Interesting read. I do think that the story could be slowed down and stretched out a bit more. It does feel a little quick. That said, it's an interesting concept. The fact that Twilight put Fluttershy in a new robot body (correct me if I'm wrong) instead of reviving her old body reminds me of the Ship of Theseus paradox. All in all, I find the concept works and the story well written. You get a like from me, mate.
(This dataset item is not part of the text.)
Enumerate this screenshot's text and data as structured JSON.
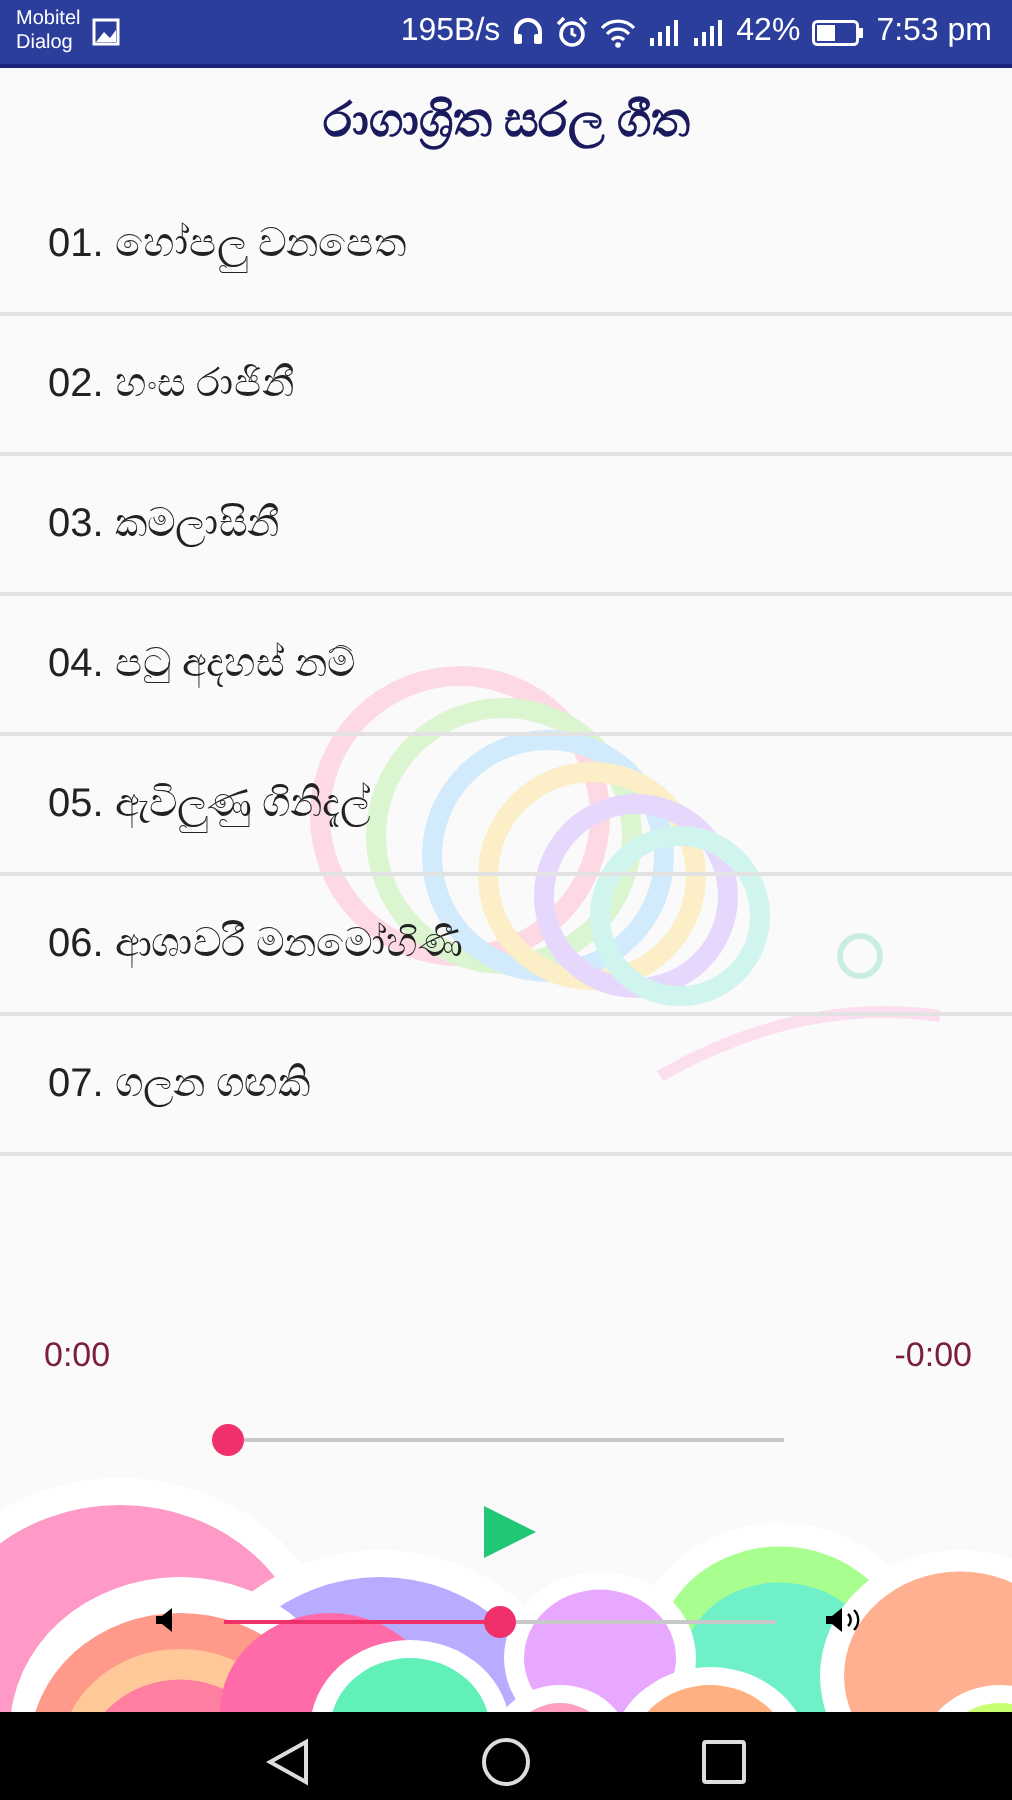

She was wearing a white lab coat

I like the ending scene where Fluttershy asks to be told about everything and everyone she’d missed, and that she was content to stay for the hours necessary to hear it all: it shows that even though she can’t bear to stay (which as sad as it is, it's believable for the story given our real life ignorance of the effects of a years-later resurrection on a person's well-being), she still cares for her friends, and Fluttershy gives Twilight the closure that she suspected the Princess needed.

10425356
Thanks! Means a lot coming from you.

This was a nice sweet story. Of course, as others have mentioned, this could have been expanded a lot. However, I think there's also some truth in Fluttershy realizing right away that this was the wrong thing to do and Twilight realizing she's right. Given this was a speedfic, you got the characters' voices down. Good job!

A masterpiece, my friend. You've just earned another upvote on the story.

10425290
I think there's one important difference between this and the Ship of Theseus: The Ship of Theseus is a thing, Fluttershy is a man.

If you replace both the handle and the blade of your ax, then it's highly questionable it it's the same ax. Because every component of it has been replaced, nothing of the original ax is left. That's because an ax is a thing, not a man. Men are not mere objects, made of components. Men can think, men have minds. And it's our minds that make us men.

So long as Fluttershy's mind is intact, she is alive. It doesn't matter if every component of her body has been replaced, because Fluttershy's body isn't what makes her Fluttershy. Her mind is what makes her Fluttershy!

Hello Emotion Nexus, it's applezombi from My Little Reviews and Feedback!

Here is the first of two reviews for the day!

I heard you liked reviews! Here's another one!

This wasn't what I expected it to be at all, and I really enjoyed it. Twi being sad because she misses her mortal friends far into the future is nothing new, but that doesn't mean it can't be interesting or handled in vivid and believable ways. However, bringing a pony's soul back from the dead and putting them into an artificial body like the machine Twilight constructed is new. Admittedly, I would have loved to see a sequel or a dramatically expanded piece of this because there are so many things that can come from this idea. For example, the way Fluttershy talked about the legitimate wrongness of her experience and knowledge that she should be dead implied that there was somewhere she needed to be, yet you manage to dodge the question of whether or not there is an afterlife for these creatures in a believable way. While I would have loved to see how you painted the future of Equestria and its familiar immortal faces, that Fluttershy decided to be de-powered within one conversation was still well-written and evocative. I'd just be satisfied with a longer, richer version of this story that the current word count doesn't really cover.